One of John Cleese’s funniest scenes is the ‘Don’t Mention the War’ sketch in which a German family turns up at Fawlty Towers and Basil can’t help goose-stepping around the place with his finger under his nose, trying not to salute. Monty Python did similar sketches. Looking at them now, the gestures aren’t that far removed from the repulsive ‘quenelle’ salute that is being touted by one particularly unfunny comedian in Paris, the repellent convicted anti-Semite Dieudonné M’bala M’bala.
Dieudonné specialises in what can only be called Holocaust humour. His song ‘Chaud Ananas’ (hot pineapples) is a French wordplay on ‘Shoah nanas’ (holocaust loose women). The lyrics are a repugnant sludge of obscenity, sexuality and, er, the holocaust.
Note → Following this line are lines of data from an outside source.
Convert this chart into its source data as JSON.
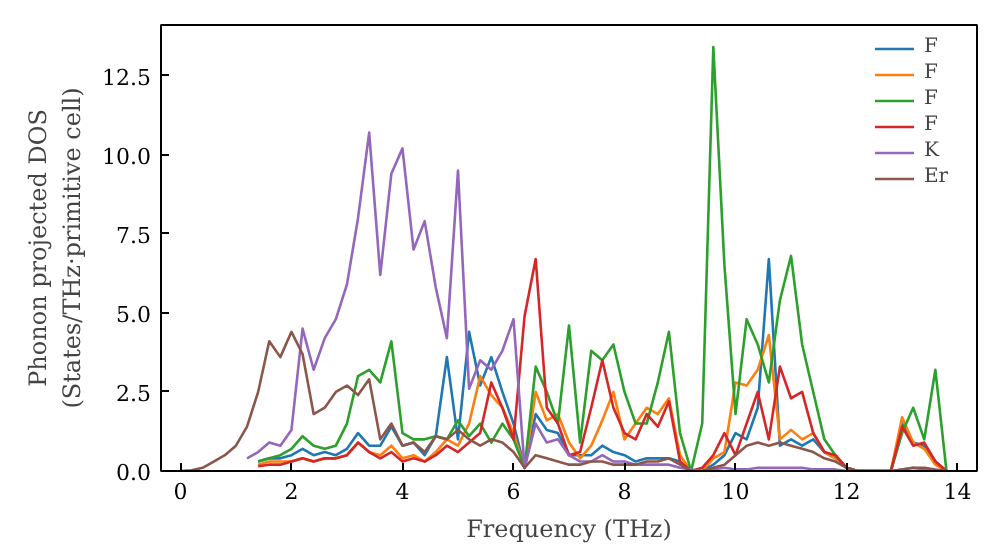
{
  "chart_data": {
    "type": "line",
    "xlabel": "Frequency (THz)",
    "ylabel": "Phonon projected DOS\n(States/THz·primitive cell)",
    "x": [
      0,
      0.2,
      0.4,
      0.6,
      0.8,
      1.0,
      1.2,
      1.4,
      1.6,
      1.8,
      2.0,
      2.2,
      2.4,
      2.6,
      2.8,
      3.0,
      3.2,
      3.4,
      3.6,
      3.8,
      4.0,
      4.2,
      4.4,
      4.6,
      4.8,
      5.0,
      5.2,
      5.4,
      5.6,
      5.8,
      6.0,
      6.2,
      6.4,
      6.6,
      6.8,
      7.0,
      7.2,
      7.4,
      7.6,
      7.8,
      8.0,
      8.2,
      8.4,
      8.6,
      8.8,
      9.0,
      9.2,
      9.4,
      9.6,
      9.8,
      10.0,
      10.2,
      10.4,
      10.6,
      10.8,
      11.0,
      11.2,
      11.4,
      11.6,
      11.8,
      12.0,
      12.2,
      12.4,
      12.6,
      12.8,
      13.0,
      13.2,
      13.4,
      13.6,
      13.8
    ],
    "series": [
      {
        "name": "F",
        "color": "#1f77b4",
        "values": [
          null,
          null,
          null,
          null,
          null,
          null,
          null,
          0.3,
          0.4,
          0.4,
          0.5,
          0.7,
          0.5,
          0.6,
          0.5,
          0.7,
          1.2,
          0.8,
          0.8,
          1.4,
          0.8,
          0.9,
          0.5,
          1.1,
          3.6,
          1.0,
          4.4,
          2.7,
          3.6,
          2.5,
          1.5,
          0.1,
          1.8,
          1.3,
          1.2,
          0.5,
          0.5,
          0.5,
          0.8,
          0.6,
          0.5,
          0.3,
          0.4,
          0.4,
          0.4,
          0.3,
          0,
          0,
          0.2,
          0.5,
          1.2,
          1.0,
          2.0,
          6.7,
          0.8,
          1.0,
          0.8,
          1.0,
          0.6,
          0.4,
          0.1,
          0,
          0,
          0,
          0,
          1.5,
          0.9,
          0.8,
          0.3,
          0
        ]
      },
      {
        "name": "F",
        "color": "#ff7f0e",
        "values": [
          null,
          null,
          null,
          null,
          null,
          null,
          null,
          0.2,
          0.3,
          0.3,
          0.3,
          0.4,
          0.3,
          0.4,
          0.4,
          0.5,
          0.9,
          0.6,
          0.5,
          0.8,
          0.4,
          0.5,
          0.3,
          0.6,
          1.0,
          0.8,
          1.5,
          3.0,
          2.4,
          2.0,
          1.2,
          0.1,
          2.5,
          1.6,
          1.8,
          0.9,
          0.4,
          0.8,
          1.6,
          2.5,
          1.0,
          1.5,
          2.0,
          1.8,
          2.3,
          0.5,
          0,
          0,
          0.4,
          0.6,
          2.8,
          2.7,
          3.2,
          4.3,
          1.0,
          1.3,
          1.0,
          1.2,
          0.6,
          0.4,
          0.1,
          0,
          0,
          0,
          0,
          1.7,
          0.9,
          0.7,
          0.2,
          0
        ]
      },
      {
        "name": "F",
        "color": "#2ca02c",
        "values": [
          null,
          null,
          null,
          null,
          null,
          null,
          null,
          0.3,
          0.4,
          0.5,
          0.7,
          1.1,
          0.8,
          0.7,
          0.8,
          1.5,
          3.0,
          3.2,
          2.8,
          4.1,
          1.2,
          1.0,
          1.0,
          1.1,
          1.0,
          1.6,
          1.1,
          1.5,
          0.9,
          1.5,
          1.0,
          0.1,
          3.3,
          2.5,
          1.5,
          4.6,
          0.9,
          3.8,
          3.5,
          4.0,
          2.5,
          1.5,
          1.5,
          2.8,
          4.4,
          1.2,
          0,
          1.5,
          13.4,
          6.5,
          1.8,
          4.8,
          4.0,
          2.8,
          5.4,
          6.8,
          4.0,
          2.5,
          1.0,
          0.5,
          0.1,
          0,
          0,
          0,
          0,
          1.2,
          2.0,
          1.0,
          3.2,
          0
        ]
      },
      {
        "name": "F",
        "color": "#d62728",
        "values": [
          null,
          null,
          null,
          null,
          null,
          null,
          null,
          0.15,
          0.2,
          0.2,
          0.3,
          0.4,
          0.3,
          0.4,
          0.4,
          0.5,
          0.9,
          0.6,
          0.4,
          0.6,
          0.3,
          0.4,
          0.3,
          0.5,
          0.8,
          0.6,
          0.9,
          1.2,
          2.8,
          2.0,
          1.0,
          4.9,
          6.7,
          2.0,
          1.5,
          0.5,
          0.6,
          2.0,
          3.5,
          2.0,
          1.2,
          1.0,
          1.8,
          1.4,
          2.2,
          0.3,
          0,
          0.1,
          0.5,
          1.2,
          0.5,
          1.5,
          2.5,
          1.0,
          3.3,
          2.3,
          2.5,
          1.2,
          0.6,
          0.5,
          0.1,
          0,
          0,
          0,
          0,
          1.4,
          0.8,
          0.9,
          0.3,
          0
        ]
      },
      {
        "name": "K",
        "color": "#9467bd",
        "values": [
          null,
          null,
          null,
          null,
          null,
          null,
          0.4,
          0.6,
          0.9,
          0.8,
          1.3,
          4.5,
          3.2,
          4.2,
          4.8,
          5.9,
          8.0,
          10.7,
          6.2,
          9.4,
          10.2,
          7.0,
          7.9,
          5.8,
          4.2,
          9.5,
          2.6,
          3.5,
          3.2,
          3.8,
          4.8,
          0.1,
          1.5,
          0.9,
          1.0,
          0.5,
          0.3,
          0.3,
          0.5,
          0.3,
          0.3,
          0.2,
          0.2,
          0.2,
          0.2,
          0.1,
          0.05,
          0,
          0.05,
          0.1,
          0.05,
          0.05,
          0.1,
          0.1,
          0.1,
          0.1,
          0.1,
          0.05,
          0.05,
          0.05,
          0,
          0,
          0,
          0,
          0,
          0.05,
          0.1,
          0.05,
          0,
          0
        ]
      },
      {
        "name": "Er",
        "color": "#8c564b",
        "values": [
          0,
          0.02,
          0.1,
          0.3,
          0.5,
          0.8,
          1.4,
          2.5,
          4.1,
          3.6,
          4.4,
          3.7,
          1.8,
          2.0,
          2.5,
          2.7,
          2.4,
          2.9,
          1.0,
          1.5,
          0.8,
          0.9,
          0.6,
          1.1,
          1.0,
          1.3,
          1.0,
          0.8,
          1.0,
          0.9,
          0.6,
          0.1,
          0.5,
          0.4,
          0.3,
          0.2,
          0.2,
          0.3,
          0.3,
          0.2,
          0.2,
          0.2,
          0.3,
          0.3,
          0.4,
          0.2,
          0,
          0,
          0.1,
          0.2,
          0.5,
          0.8,
          0.9,
          0.8,
          0.9,
          0.8,
          0.7,
          0.6,
          0.4,
          0.3,
          0.1,
          0,
          0,
          0,
          0,
          0.05,
          0.1,
          0.1,
          0.05,
          0
        ]
      }
    ],
    "xlim": [
      -0.35,
      14.35
    ],
    "ylim": [
      0,
      14.1
    ],
    "xticks": [
      0,
      2,
      4,
      6,
      8,
      10,
      12,
      14
    ],
    "yticks": [
      {
        "value": 0,
        "label": "0.0"
      },
      {
        "value": 2.5,
        "label": "2.5"
      },
      {
        "value": 5,
        "label": "5.0"
      },
      {
        "value": 7.5,
        "label": "7.5"
      },
      {
        "value": 10,
        "label": "10.0"
      },
      {
        "value": 12.5,
        "label": "12.5"
      }
    ],
    "legend": "top right",
    "grid": false
  }
}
When Monty Python mimicked Nazi behaviour, it was harmless schoolboy humour. Now the same stuff is used by the far Right, dressed up as comedy.
With the relative moralism and double standards of so-called progressive thinking, our kids are taught that there are no ‘baddies’; every villain’s point of view has some kind of validity. When the accepted creed is that one man’s terrorist is another man’s freedom fighter, there’s a lack of basic, shared truths and certainties. Thus, the ironic component of humour has nothing to grip onto.
Whilst it’s hugely offensive to use the N word under any circumstances (unless you’re black), anyone can fling the J word around with abandon. Go to any Sydney dinner party, and once the grog is flowing you’ll be astonished how casually and passionately otherwise sane individuals will vilify Jews (often, but by no means always, under the guise of being ‘anti-Israeli’).
Throw in the internet where revolting lies and falsehoods are presented as fact and we have a new creed: one man’s lie is another man’s truth.
What happens when accepted wisdoms and conventions, the anchor for humour and irony, have evaporated? Is my reader right; do absurdities repeated often enough simply become fact?